La inmersión total del espectador se produce desde la secuencia de apertura, en la que un grupo paramilitar irrumpe a balazos en el poblado de Komona y la obliga a realizar un rito de iniciación tan espantoso que Nguyen decide dejarlo fuera de campo. Su decisión de no recrearse en ese instante le permite huir de la abyección de la que hablaba Rivette en su artículo sobre el travelling de Kapo (Kapò, Gillo Pontecorvo, 1960) y que más tarde haría célebre Serge Daney en Perseverancia (muy recomendable su relectura, por cierto). En la siguiente secuencia, los nuevos reclutas de este demencial ejército infantil aprenden la primera y más importante lección: desde ese momento, su AK-47 será su padre y su madre, su único ser querido. No queda espacio para la amistad o el juego, el único objetivo es destruir al enemigo y obedecer a los superiores. En su alucinado y alucinatorio periplo por la jungla, Komona sale ilesa en medio de un tiroteo y empieza a ver, tiznados de ceniza, a los fantasmas de uno y otro bando, a sus padres muertos, a todas las víctimas de esta irracional e inagotable contienda. El tránsito entre el realismo de la mayoría de las secuencias y aquellas que contienen elementos fantásticos —¿o deberíamos llamarlos fantasmagóricos?— se produce de manera orgánica, como un continuo de la percepción de Komona. Nguyen se vuelca en las texturas, los sonidos y los silencios, en trasladar al espectador todo el caudal sensorial que llega a los sentidos de la protagonista.

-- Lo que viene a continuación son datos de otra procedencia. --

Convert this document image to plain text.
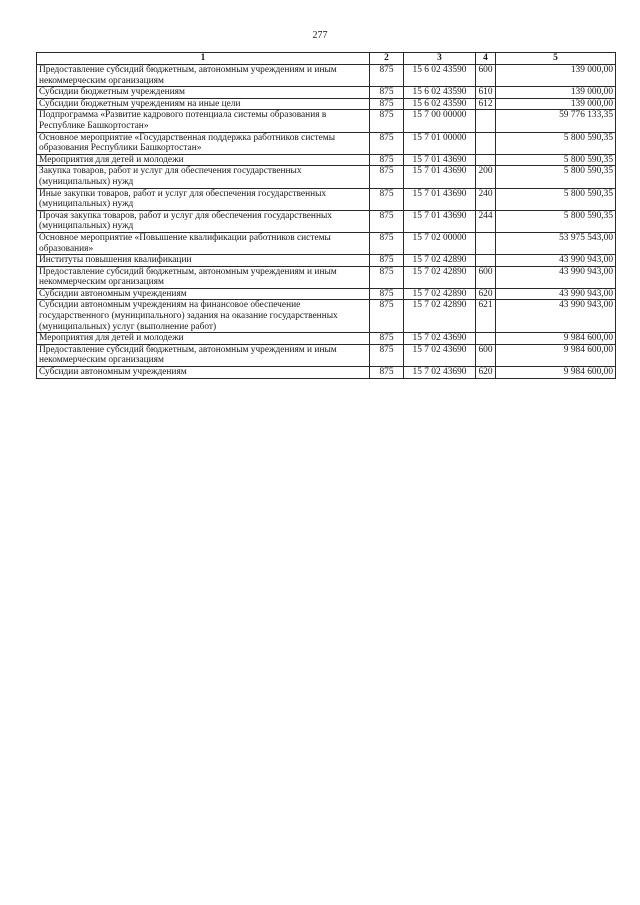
277
1	2	3	4	5
Предоставление субсидий бюджетным, автономным учреждениям и иным некоммерческим организациям	875	15 6 02 43590	600	139 000,00
Субсидии бюджетным учреждениям	875	15 6 02 43590	610	139 000,00
Субсидии бюджетным учреждениям на иные цели	875	15 6 02 43590	612	139 000,00
Подпрограмма «Развитие кадрового потенциала системы образования в Республике Башкортостан»	875	15 7 00 00000		59 776 133,35
Основное мероприятие «Государственная поддержка работников системы образования Республики Башкортостан»	875	15 7 01 00000		5 800 590,35
Мероприятия для детей и молодежи	875	15 7 01 43690		5 800 590,35
Закупка товаров, работ и услуг для обеспечения государственных (муниципальных) нужд	875	15 7 01 43690	200	5 800 590,35
Иные закупки товаров, работ и услуг для обеспечения государственных (муниципальных) нужд	875	15 7 01 43690	240	5 800 590,35
Прочая закупка товаров, работ и услуг для обеспечения государственных (муниципальных) нужд	875	15 7 01 43690	244	5 800 590,35
Основное мероприятие «Повышение квалификации работников системы образования»	875	15 7 02 00000		53 975 543,00
Институты повышения квалификации	875	15 7 02 42890		43 990 943,00
Предоставление субсидий бюджетным, автономным учреждениям и иным некоммерческим организациям	875	15 7 02 42890	600	43 990 943,00
Субсидии автономным учреждениям	875	15 7 02 42890	620	43 990 943,00
Субсидии автономным учреждениям на финансовое обеспечение государственного (муниципального) задания на оказание государственных (муниципальных) услуг (выполнение работ)	875	15 7 02 42890	621	43 990 943,00
Мероприятия для детей и молодежи	875	15 7 02 43690		9 984 600,00
Предоставление субсидий бюджетным, автономным учреждениям и иным некоммерческим организациям	875	15 7 02 43690	600	9 984 600,00
Субсидии автономным учреждениям	875	15 7 02 43690	620	9 984 600,00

La película bascula hacia otra tonalidad cuando Mago (Serge Kanyinda), un niño soldado albino cuya imaginación e iniciativa no han sido sepultadas todavía por la violencia, convence a Komona para que huyan juntos. Y a partir de aquí el director deja de ser un simple relator de atrocidades para escribir su propia poesía en el seno de un conflicto que sobrepasa el entendimiento. El amor es la única vía de escape para estos dos jóvenes de infancia mutilada, y se entregan el uno al otro de manera tan torpe como decidida. Es el pasaje menos árido de la narración, cuando algo parecido a la felicidad se asoma a sus rostros, y la busca de un gallo blanco se convierte en su única preocupación: es el requisito simbólico, casi imposible de lograr, que le pide Komona a Mago para casarse. El último acto, tras este luminoso paréntesis, nos devuelve a la despiadada realidad con el rotundo sonido de un machetazo y adentra a Komona en la aventura más terrible y, a pesar de todo, esperanzadora, que aún le queda por vivir.